Grant money diverted through shell operations
Makkonen served as chairman of the Karelian Language Association, which received €500,000 in state grants between 2017-2019 for language revival projects. Prosecutors argued the association concealed its actual spending by funneling money to affiliated organizations as subcontracting work. The group lacked proper time-tracking systems required for the grants and paid all office costs from grant money in 2019.
According to Yle, the Ministry of Education and culture couldn't understand the true financial situation even when making recovery decisions because expenses were recorded deceptively in the books. Makkonen and a co-defendant must jointly compensate the ministry over €160,000 plus interest for damages, with Makkonen personally owing an additional €10,000.
During the trial, Makkonen claimed ignorance and said he viewed his role as technical. "I have never consciously made an unlawful choice in my life," he stated, according to Yle.

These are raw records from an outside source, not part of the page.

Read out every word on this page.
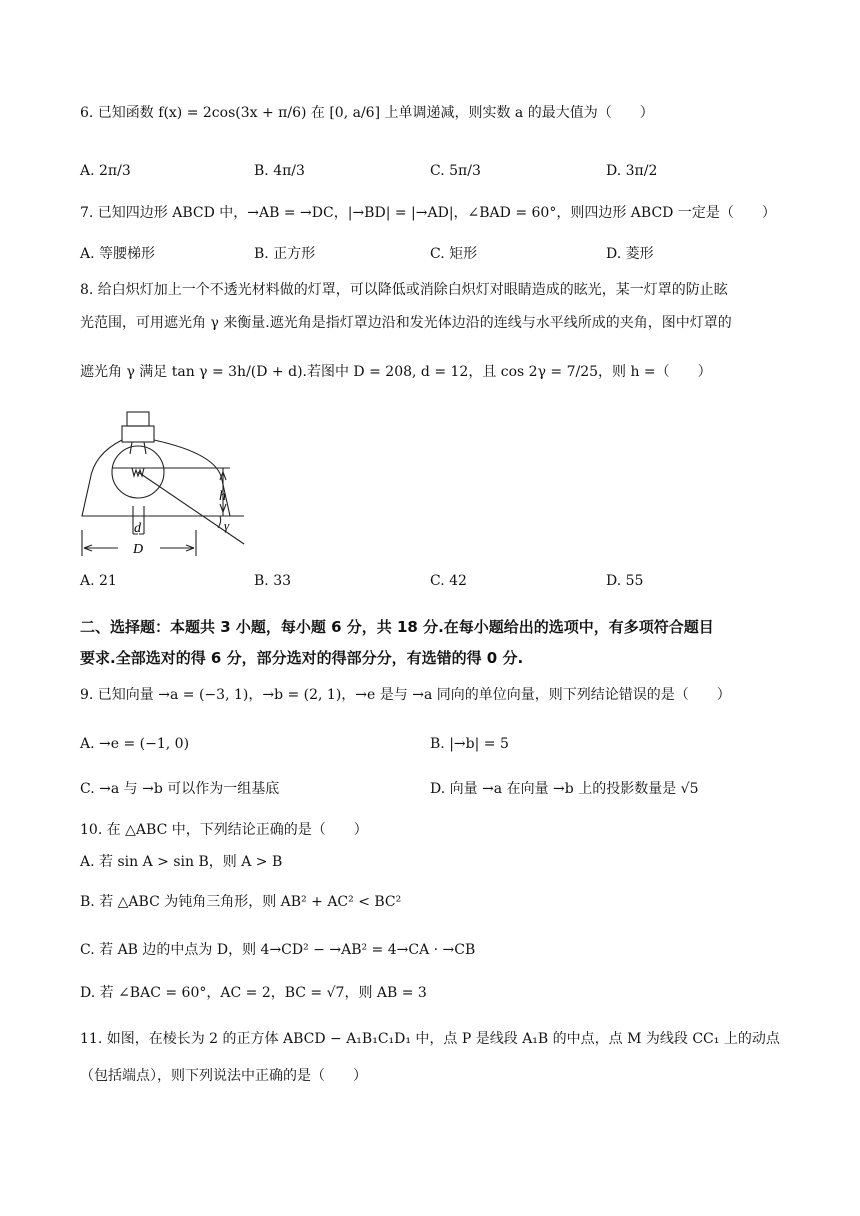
6. 已知函数 f(x) = 2cos(3x + π/6) 在 [0, a/6] 上单调递减，则实数 a 的最大值为（　　）
A. 2π/3	B. 4π/3	C. 5π/3	D. 3π/2
7. 已知四边形 ABCD 中，→AB = →DC，|→BD| = |→AD|，∠BAD = 60°，则四边形 ABCD 一定是（　　）
A. 等腰梯形	B. 正方形	C. 矩形	D. 菱形
8. 给白炽灯加上一个不透光材料做的灯罩，可以降低或消除白炽灯对眼睛造成的眩光，某一灯罩的防止眩
光范围，可用遮光角 γ 来衡量.遮光角是指灯罩边沿和发光体边沿的连线与水平线所成的夹角，图中灯罩的
遮光角 γ 满足 tan γ = 3h/(D + d).若图中 D = 208, d = 12，且 cos 2γ = 7/25，则 h =（　　）
h
γ
d
D
A. 21	B. 33	C. 42	D. 55
二、选择题：本题共 3 小题，每小题 6 分，共 18 分.在每小题给出的选项中，有多项符合题目
要求.全部选对的得 6 分，部分选对的得部分分，有选错的得 0 分.
9. 已知向量 →a = (−3, 1)，→b = (2, 1)，→e 是与 →a 同向的单位向量，则下列结论错误的是（　　）
A. →e = (−1, 0)	B. |→b| = 5
C. →a 与 →b 可以作为一组基底	D. 向量 →a 在向量 →b 上的投影数量是 √5
10. 在 △ABC 中，下列结论正确的是（　　）
A. 若 sin A > sin B，则 A > B
B. 若 △ABC 为钝角三角形，则 AB² + AC² < BC²
C. 若 AB 边的中点为 D，则 4→CD² − →AB² = 4→CA · →CB
D. 若 ∠BAC = 60°，AC = 2，BC = √7，则 AB = 3
11. 如图，在棱长为 2 的正方体 ABCD − A₁B₁C₁D₁ 中，点 P 是线段 A₁B 的中点，点 M 为线段 CC₁ 上的动点
（包括端点），则下列说法中正确的是（　　）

Yet court records show he approved invoices and demanded explanations for office staff costs in 2019, only to approve the same company's bills days later.
Religious community credibility damaged
The conviction strikes at Finland's Orthodox community, which represents about 1% of the population but holds cultural importance in eastern regions where Karelian language preservation matters most. Makkonen led the entire Finnish Orthodox Church as Archbishop of Helsinki until his retirement in December 2024, making this the highest-ranking religious corruption case in recent Finnish memory.
The Karelian Language Association went bankrupt in September 2020 due to its poor financial condition. The timing suggests the grant fraud investigation may have accelerated the organization's collapse, leaving genuine language preservation efforts without institutional support during a critical period.
Oversight system failures exposed
Finland's grant oversight system typically catches financial irregularities quickly, but this case ran for three years before detection. The Ministry of Education and Culture's failure to spot the deceptive bookkeeping exposes weaknesses in monitoring procedures for cultural and linguistic grants, which often go to small organizations with limited administrative capacity.
The case reveals how religious organizations can exploit their trusted status to avoid scrutiny. Makkonen's dual role as both spiritual leader and grant administrator created conflicts of interest that went unaddressed until prosecutors intervened. This conviction sends a clear message that religious authority provides no immunity from financial accountability.